The trouble with spellings!
Spellings can often look as if they have been learnt as they are recalled correctly; however, we have found over the years and through the research that we have looked into, that repetition is the key to spellings to be committed to the long-term memory. This is short-term and long-term repetition.
Important approaches when practising spellings and a word of warning
¨ It is important that children practise the spellings in context to consolidate their understanding. A child often needs to return again and again to a spelling within sentences, before it is committed to the long term memory.
¨ Where possible, involve discussion of the spellings, talking just as much about why certain mistakes are made in order to understand these and avoid them in the future.
¨ Use the ‘One step forward and two steps back’ approach to learning. If children move too quickly through the spelling books, we often find in school that a number drop off again. When working on the current set, dip back into previously learnt spellings to revise and recheck.
¨ Ensure that spellings are applied correctly within sentences - fun sentences are always a great motivator! Try using as many of the spellings as you can in each sentence to save time. Ask your child to write the sentence fairly quickly; this way, you can see if the words are still correct when the focus is on pace rather than spelling. There is a big difference in school between words in tests and words in writing. Part of the learning spellings process, therefore, does need to focus on correctly applying when the meaning of the whole sentence is the focus, rather than individual spellings.
¨ Keep it varied. Find different ways to remember spellings. For example, you could say them as they sound (veg-E-table) or use mnemonics (Big Elephants Can Always Upset Small Elephants).
¨ Whenever you have a go at creating a spelling without handwriting, make sure that your child always has the opportunity to consolidate by writing it down on paper too.
It is extremely important that your child does not learn spellings beyond their maturity nor their reading or writing ability. We have found that when children learn these words too early, they do not use them and they are forgotten quickly. There is so much value in learning other words instead; you can select ones from your child’s maths, their reading books or their conversations. Write postcards to a friend, neighbour or relative and use this to spot spellings which need practising. Do ask your child’s class teacher if you require any help in finding additional spellings.
Where can I find a variety of ways to rehearse spellings?
Further fun and active tasks can be found on our website by clicking the star below. Where activities are not written ones, these need to be followed by opportunities to write the words and use these within sentences.

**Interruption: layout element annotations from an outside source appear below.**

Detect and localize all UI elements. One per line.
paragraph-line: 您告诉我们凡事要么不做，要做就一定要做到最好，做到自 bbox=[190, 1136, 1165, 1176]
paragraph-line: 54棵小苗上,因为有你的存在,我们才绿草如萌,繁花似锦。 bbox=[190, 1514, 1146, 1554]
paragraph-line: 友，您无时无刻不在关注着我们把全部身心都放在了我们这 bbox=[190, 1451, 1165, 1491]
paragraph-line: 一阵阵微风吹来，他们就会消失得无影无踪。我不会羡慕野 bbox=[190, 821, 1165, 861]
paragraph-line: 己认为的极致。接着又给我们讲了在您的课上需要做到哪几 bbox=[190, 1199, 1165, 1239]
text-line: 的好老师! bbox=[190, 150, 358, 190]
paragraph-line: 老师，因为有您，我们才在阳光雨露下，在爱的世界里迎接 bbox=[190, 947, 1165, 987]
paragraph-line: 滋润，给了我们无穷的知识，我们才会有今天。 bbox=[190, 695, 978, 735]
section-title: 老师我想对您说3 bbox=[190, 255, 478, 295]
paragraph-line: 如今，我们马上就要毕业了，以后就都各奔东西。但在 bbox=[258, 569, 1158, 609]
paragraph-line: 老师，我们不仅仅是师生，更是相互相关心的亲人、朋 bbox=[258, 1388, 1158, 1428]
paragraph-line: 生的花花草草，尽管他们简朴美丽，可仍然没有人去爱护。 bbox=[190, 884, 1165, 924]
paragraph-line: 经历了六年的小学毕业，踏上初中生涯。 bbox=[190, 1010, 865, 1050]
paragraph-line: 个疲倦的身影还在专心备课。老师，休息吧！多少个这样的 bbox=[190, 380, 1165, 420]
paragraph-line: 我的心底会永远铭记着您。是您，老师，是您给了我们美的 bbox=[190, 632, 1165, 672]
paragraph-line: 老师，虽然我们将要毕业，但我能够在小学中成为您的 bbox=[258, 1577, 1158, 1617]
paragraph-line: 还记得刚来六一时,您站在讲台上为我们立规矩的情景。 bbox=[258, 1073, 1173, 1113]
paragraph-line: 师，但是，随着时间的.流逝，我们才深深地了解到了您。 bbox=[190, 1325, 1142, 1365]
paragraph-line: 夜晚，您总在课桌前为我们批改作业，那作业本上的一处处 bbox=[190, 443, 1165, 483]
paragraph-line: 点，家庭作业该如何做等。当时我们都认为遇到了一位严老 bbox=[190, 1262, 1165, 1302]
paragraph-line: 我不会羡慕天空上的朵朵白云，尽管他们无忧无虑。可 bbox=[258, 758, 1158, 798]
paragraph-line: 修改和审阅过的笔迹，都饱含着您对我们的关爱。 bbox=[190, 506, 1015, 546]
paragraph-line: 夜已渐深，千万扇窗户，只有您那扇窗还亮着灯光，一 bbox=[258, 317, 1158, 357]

Where can I access the lists?
Lists can be accessed through the additional handwriting opportunities by clicking the star below. The rationale for the handwriting practise is the fact that our choice of a continuous cursive script across the school, aids spelling retention and supports a child as they learn the ‘feel’ and ‘flow’ of the word.
Thank you so much for taking the time to find out about our approaches to learning the spellings in the home spelling booklets; the way in which you continue to support your child’s learning is greatly appreciated.